Mezkur maddeden anlaşıldığı üzere kişisel verilerin korunmasına ilişkin esas ve usulleri düzenleyen bir kanun ihdas etme gerekliliği ortaya çıkmıştır. Bunun ve GDPR düzenlemesi sonucu olarak 7 Nisan 2016 tarihli ve 6698 sayılı Kanun ile kişisel verilerin korunmasına ilişkin esas ve usuller düzenlemiştir.

Kanun’un ‘Kapsam’ başlıklı 2. maddesi “Bu Kanun hükümleri, kişisel verileri işlenen gerçek kişiler ile bu verileri tamamen veya kısmen otomatik olan ya da herhangi bir veri kayıt sisteminin parçası olmak kaydıyla otomatik olmayan yollarla işleyen gerçek ve tüzel kişiler hakkında uygulanır.” şeklinde düzenlenmiştir.
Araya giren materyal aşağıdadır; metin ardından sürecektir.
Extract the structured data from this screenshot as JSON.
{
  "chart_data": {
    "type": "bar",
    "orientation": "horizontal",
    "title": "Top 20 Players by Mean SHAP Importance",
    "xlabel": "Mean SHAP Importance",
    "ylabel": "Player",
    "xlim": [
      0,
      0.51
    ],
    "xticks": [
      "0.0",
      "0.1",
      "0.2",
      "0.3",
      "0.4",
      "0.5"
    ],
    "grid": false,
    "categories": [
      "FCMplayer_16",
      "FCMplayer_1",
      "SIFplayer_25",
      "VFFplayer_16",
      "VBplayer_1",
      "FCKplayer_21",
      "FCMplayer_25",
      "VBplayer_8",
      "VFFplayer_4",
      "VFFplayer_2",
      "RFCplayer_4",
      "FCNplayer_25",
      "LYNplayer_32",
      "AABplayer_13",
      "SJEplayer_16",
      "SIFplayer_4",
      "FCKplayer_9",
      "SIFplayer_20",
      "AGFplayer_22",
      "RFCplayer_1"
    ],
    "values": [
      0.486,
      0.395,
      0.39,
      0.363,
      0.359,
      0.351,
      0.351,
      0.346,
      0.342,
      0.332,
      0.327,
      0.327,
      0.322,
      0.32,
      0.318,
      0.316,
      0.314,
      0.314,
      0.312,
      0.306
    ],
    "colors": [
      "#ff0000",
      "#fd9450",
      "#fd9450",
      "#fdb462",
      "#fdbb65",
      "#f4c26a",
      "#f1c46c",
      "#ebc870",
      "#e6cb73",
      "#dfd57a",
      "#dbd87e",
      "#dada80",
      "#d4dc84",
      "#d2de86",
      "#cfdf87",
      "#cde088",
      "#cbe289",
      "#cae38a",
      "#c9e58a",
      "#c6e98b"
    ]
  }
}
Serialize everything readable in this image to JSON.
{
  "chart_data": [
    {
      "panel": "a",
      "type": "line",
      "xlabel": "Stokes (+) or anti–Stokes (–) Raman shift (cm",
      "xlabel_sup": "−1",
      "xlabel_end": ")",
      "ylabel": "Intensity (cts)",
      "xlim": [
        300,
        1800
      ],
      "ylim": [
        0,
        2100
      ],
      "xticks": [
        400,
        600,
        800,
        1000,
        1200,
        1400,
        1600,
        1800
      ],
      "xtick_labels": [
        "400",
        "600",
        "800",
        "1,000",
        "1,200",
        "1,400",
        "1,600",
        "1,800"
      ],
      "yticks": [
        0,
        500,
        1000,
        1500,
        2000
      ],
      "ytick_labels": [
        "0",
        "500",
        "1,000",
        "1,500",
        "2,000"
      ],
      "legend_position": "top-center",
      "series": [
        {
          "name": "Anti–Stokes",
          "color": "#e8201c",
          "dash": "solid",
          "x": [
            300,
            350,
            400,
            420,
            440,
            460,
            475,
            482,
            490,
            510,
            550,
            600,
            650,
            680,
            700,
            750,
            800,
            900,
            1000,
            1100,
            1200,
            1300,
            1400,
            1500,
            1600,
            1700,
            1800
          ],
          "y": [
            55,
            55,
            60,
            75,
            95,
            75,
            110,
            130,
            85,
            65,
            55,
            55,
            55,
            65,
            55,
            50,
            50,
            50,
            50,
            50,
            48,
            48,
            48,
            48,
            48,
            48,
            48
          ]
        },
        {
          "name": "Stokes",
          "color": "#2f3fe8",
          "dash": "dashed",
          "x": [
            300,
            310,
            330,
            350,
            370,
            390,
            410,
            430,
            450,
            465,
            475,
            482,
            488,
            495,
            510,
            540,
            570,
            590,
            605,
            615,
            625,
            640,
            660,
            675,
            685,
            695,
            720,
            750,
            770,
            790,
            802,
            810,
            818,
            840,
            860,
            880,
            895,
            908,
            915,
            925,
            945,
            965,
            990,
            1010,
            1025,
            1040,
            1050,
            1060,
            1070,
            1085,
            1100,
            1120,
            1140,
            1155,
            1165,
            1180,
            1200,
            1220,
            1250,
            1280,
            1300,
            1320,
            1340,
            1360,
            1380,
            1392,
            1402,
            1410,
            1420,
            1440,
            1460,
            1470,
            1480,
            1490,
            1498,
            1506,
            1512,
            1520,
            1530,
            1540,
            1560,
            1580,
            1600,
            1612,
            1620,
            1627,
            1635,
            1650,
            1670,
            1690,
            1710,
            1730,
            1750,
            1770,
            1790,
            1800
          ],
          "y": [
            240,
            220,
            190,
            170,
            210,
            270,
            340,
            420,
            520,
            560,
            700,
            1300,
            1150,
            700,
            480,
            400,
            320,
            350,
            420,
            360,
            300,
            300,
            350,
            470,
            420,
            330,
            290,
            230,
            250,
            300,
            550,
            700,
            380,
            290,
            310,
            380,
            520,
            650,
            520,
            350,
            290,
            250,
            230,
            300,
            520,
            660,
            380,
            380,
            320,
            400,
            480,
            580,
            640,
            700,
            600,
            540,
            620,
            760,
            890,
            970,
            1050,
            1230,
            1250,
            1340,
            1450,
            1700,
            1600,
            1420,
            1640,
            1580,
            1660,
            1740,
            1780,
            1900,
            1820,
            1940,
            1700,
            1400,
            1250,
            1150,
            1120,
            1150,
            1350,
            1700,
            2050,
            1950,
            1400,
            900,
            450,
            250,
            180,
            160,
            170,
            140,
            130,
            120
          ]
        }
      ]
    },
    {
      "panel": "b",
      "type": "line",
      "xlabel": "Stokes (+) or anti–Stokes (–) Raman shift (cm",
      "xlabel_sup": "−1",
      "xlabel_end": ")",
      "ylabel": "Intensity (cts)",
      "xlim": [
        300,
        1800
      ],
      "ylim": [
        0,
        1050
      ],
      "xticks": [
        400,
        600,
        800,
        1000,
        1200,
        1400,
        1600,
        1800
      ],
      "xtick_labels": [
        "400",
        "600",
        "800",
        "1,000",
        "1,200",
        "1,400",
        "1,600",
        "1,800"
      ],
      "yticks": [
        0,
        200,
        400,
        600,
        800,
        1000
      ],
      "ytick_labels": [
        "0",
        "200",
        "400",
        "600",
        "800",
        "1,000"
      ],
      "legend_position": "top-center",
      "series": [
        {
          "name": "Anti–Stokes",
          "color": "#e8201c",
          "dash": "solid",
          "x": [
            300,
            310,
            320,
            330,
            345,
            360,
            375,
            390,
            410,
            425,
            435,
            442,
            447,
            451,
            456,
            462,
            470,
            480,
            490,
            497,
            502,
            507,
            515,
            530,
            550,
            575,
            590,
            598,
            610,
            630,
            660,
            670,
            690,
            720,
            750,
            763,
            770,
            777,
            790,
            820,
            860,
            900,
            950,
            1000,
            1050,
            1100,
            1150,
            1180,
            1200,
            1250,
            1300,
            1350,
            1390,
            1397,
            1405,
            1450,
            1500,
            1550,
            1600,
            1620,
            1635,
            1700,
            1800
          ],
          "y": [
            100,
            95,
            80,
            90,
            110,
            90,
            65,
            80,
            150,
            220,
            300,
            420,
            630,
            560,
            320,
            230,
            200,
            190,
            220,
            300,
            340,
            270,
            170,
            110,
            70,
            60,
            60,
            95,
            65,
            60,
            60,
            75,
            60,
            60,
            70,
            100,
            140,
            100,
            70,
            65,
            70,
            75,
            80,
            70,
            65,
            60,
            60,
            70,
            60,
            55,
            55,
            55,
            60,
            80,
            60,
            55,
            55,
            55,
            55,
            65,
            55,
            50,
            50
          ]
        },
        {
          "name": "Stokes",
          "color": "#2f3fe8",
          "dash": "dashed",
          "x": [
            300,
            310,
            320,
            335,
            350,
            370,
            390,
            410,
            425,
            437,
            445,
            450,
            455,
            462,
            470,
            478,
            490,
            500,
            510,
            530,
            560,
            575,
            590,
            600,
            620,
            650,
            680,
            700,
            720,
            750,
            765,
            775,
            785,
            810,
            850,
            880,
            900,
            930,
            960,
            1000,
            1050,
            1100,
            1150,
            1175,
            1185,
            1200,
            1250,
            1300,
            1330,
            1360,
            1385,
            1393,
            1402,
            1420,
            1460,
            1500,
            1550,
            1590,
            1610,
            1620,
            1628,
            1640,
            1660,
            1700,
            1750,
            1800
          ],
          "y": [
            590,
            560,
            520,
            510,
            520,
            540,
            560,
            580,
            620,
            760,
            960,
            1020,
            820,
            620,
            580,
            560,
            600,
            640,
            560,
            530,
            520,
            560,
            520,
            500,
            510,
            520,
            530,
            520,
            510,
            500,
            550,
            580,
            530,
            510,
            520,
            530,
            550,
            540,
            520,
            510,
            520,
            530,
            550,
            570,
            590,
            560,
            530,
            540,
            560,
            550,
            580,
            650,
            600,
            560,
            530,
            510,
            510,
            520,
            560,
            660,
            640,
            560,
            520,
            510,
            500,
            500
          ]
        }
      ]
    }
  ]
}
Kanun’un 3. maddesine göre Kişisel Veri “Kimliği belirli ya da belirlenebilir gerçek kişiye ilişkin her türlü bilgi”yi ifade etmektedir. Bu durumda kanun kapsamında korunan veriler yalnızca gerçek kişilere ait kişisel veriler olup, tüzel kişilere ait verilere yönelik bu kanunla getirilmiş bir korumadan bahsedilmemektedir. Ancak kanun koyucu veri sorumlusunu, kişisel verilerin işleme amaçlarını ve vasıtalarını belirleyen, veri kayıt sisteminin kurulmasından ve yönetilmesinden sorumlu olan gerçek veya tüzel kişi olarak tanımlayarak kanun kapsamında veri sorumlusu sıfatına sahip olabilecek gerçek ve tüzel kişilerin her ikisine de sorumluluk yüklemektedir. Aynı maddeye göre kişisel verilerin işlenmesi, “Kişisel verilerin tamamen veya kısmen otomatik olan ya da herhangi bir veri kayıt sisteminin parçası olmak kaydıyla otomatik olmayan yollarla elde edilmesi, kaydedilmesi, depolanması, muhafaza edilmesi, değiştirilmesi, yeniden düzenlenmesi, açıklanması, aktarılması, devralınması, elde edilebilir hâle getirilmesi, sınıflandırılması ya da kullanılmasının engellenmesi gibi veriler üzerinde gerçekleştirilen her türlü işlemi” ifade etmektedir ancak veri işleme çeşitleri bahsi geçen maddede sayılanlarla sınırlı değildir.  Kanun’un 2. maddesinde, kişisel verilerin kısmen veya tamamen otomatik olarak yani bilgisayar vb. ortamlarda işlenebileceği gibi otomatik olmayan şekilde de işlenebileceğine fakat otomatik olmayan yollarla işlenmesi durumunda kanun kapsamında değerlendirilebilmesi için bir veri kayıt sisteminin parçası olunması şartına yer verilmiştir.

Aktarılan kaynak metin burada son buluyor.